“The AI Republic” (Yapay Zeka Cumhuriyeti) adlı bir kitap yazdınız. Eserinizdeki bir numaralı mesajınız neydi, anlatabilir misiniz?
Kitabın ana mesajı, yapay zekanın uygulama ve yaygınlaşmasının hem kamu hem özel sektör için; bu güçlü teknolojilere daha fazla oyuncunun ulaşması adına bir öncelik olması gerektiği. Çok uzun süredir bu güçlü teknolojiler sadece büyük teknoloji şirketlerinin ve devlerin kontrolü altında ve bu potansiyeli aslında onlara biz vermemiştik. Bu nedenle kitabı ve ana fikrini planlamaya başladığımızda, yapay zekadan yararlanmak isteyen ama bunu yapamayan bütün şirketler için bir umut mesajı vermek istedik. Böylelikle çalışmamızı, yapay zekayı giderek daha fazla kullanıcı için ulaşılabilir hale getirme fikrine adadık.
Yapay zeka sürdürülebilir ekonomiye katkıda bulunma konusunda şirketlere nasıl faydalı olabilir?
Yapay zeka, daha yüksek performans sağlamak için bir araç. İklim değişikliği ve çevreyi korumaya dönük çok sayıda yapay zeka uygulaması var. Daha sürdürülebilir hale gelebilecek sektörlerden örnek vermek gerekirse; yapay zeka tarımda güçlü tahminler yapmada, perakendede, hızlı tüketim ürünlerinde, hızlı modada kullanılabilir. Okurlarımıza verdiğimiz iyi örneklerden biri hassas tarım; burada sulama, toprak verimliliği ve su tüketiminin azaltılması konularını desteklemek üzere mevcut teknolojilerin bir kombinasyonu kullanılıyor. Bu örnekte, bir tür akıllı otomasyon, çevresel krizden kaynaklanabilecek dışsallıkları azaltarak iklim etkisini azaltmaya ve ekonomik fırsatlar sunmaya yardımcı olabilir.
Uzaktan öğrenme ve bunun arkasındaki teknolojilerdeki ilerlemelere rağmen, geleneksel yöntemlerin yüz yüze iletişimin etkisi, insan psikolojisine ve yaratıcılığa katkısı gibi artıları var. Uzaktan eğitimin bu eksikleri nasıl aşılabilir? Eğitim nasıl geliştirilebilir ve bir üst seviyeye çıkarılabilir?

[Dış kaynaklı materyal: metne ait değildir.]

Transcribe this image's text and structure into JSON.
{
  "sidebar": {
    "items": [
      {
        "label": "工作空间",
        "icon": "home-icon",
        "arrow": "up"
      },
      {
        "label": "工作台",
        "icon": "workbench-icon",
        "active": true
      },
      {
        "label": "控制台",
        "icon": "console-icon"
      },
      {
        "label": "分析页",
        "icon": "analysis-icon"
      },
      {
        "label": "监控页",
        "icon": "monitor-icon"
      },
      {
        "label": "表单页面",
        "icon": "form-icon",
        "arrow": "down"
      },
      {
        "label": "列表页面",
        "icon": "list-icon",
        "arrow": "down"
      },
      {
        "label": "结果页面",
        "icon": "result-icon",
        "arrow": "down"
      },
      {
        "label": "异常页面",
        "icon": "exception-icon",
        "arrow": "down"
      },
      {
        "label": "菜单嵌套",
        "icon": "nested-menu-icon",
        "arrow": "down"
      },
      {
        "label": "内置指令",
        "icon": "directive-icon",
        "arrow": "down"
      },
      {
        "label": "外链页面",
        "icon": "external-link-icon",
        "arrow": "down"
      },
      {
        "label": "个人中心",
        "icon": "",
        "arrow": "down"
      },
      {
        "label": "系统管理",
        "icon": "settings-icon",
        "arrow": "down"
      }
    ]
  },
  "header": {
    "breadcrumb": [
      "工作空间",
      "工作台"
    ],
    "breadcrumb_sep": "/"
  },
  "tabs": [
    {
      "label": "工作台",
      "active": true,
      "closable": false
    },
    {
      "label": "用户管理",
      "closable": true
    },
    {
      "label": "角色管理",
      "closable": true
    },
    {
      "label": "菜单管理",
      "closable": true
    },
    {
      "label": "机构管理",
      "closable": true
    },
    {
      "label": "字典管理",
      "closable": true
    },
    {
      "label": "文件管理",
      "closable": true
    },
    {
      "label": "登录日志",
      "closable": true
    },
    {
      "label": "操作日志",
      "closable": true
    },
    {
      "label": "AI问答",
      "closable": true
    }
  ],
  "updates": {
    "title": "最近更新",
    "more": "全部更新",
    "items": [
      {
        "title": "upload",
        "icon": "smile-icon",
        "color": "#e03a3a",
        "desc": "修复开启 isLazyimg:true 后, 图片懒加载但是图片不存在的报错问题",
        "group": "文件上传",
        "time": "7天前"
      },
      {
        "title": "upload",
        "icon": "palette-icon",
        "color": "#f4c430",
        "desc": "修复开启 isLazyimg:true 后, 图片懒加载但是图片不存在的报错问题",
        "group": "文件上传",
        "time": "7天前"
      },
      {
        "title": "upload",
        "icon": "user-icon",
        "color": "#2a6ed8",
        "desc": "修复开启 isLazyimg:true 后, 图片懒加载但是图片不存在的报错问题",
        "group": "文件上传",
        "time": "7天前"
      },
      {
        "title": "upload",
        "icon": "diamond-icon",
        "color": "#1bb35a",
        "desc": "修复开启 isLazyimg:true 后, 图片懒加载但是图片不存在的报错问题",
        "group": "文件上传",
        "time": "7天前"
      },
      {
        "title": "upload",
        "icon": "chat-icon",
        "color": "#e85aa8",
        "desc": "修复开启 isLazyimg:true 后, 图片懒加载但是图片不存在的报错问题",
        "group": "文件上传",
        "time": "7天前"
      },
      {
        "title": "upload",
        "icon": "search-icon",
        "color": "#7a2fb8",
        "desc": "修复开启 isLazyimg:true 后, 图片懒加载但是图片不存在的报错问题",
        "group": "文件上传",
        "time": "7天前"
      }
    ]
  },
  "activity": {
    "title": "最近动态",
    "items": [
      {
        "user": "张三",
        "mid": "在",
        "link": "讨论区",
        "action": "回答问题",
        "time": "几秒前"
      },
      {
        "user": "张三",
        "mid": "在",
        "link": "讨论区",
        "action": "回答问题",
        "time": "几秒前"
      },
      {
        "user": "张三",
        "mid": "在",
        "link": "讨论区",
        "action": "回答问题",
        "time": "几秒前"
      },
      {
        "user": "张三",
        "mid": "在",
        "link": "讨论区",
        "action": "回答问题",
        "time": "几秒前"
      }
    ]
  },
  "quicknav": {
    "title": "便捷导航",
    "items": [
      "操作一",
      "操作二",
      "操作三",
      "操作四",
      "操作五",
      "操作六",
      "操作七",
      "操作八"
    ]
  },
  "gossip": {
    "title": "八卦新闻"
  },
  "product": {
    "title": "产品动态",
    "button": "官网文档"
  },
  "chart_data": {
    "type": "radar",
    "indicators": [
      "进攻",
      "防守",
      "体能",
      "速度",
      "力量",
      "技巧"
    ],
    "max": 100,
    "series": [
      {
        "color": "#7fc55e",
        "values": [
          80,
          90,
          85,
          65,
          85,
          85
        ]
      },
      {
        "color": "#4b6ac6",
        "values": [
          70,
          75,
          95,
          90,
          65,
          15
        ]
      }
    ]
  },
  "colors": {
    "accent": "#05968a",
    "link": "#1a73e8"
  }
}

Eğitimin gerçek dünyada başarabildikleri ile yapay zeka gibi teknolojilerin pedagojik ihtiyaçlar ve dijitalleşme arasındaki boşluğu kapatmaya nasıl yardımcı olabileceği arasında bir seçim yapmak gerekli değil. Her iki yaklaşım da değer yaratıyor ve yapay zekanın eğitime entegrasyonu ile geliştirilebilir. Bu, daha yenilikçi ortamlarda öğrenmeye uygulanan teknolojiler için de aynı şekilde geçerli. Bugün pedagoji ve eğitim sanatının bazı yönlerinin gelişmesi ve yenilikçi fikirler üretmesi için ağır teknolojik desteğe ihtiyaç duymadığına dair açık kanıtlar var. Dolayısıyla ileriye giden en iyi yol, yenilikçi ortamı koruyup teşvik ederek düşük ve yüksek teknolojili ortamlar arasında bir denge kurmak.
- DOĞRU BİLİNEN YANLIŞLAR
– Birçok insan robotların egemenliği ele geçireceğini ve bir tür “karanlık ağa” gireceğimizi ya da yok olacağımızı düşünüyor. Hayır, böyle olmayacak. Bu gereksiz, temelsiz bir korku ve otomasyonun yükselişine pek de yardımcı olmayan çok sayıda mit ve önyargıya neden oldu.- Yapay zekanın birçok işi otomatik hale getireceği net bir şekilde gerçek bir risk ancak diğer sanayi devrimlerinde olduğu gibi bir dizi yeni fırsat doğacak.- Muhtemelen insanların ve makinelerin bir arada var olduğu bir ortak yaşam öngörmemiz mümkün.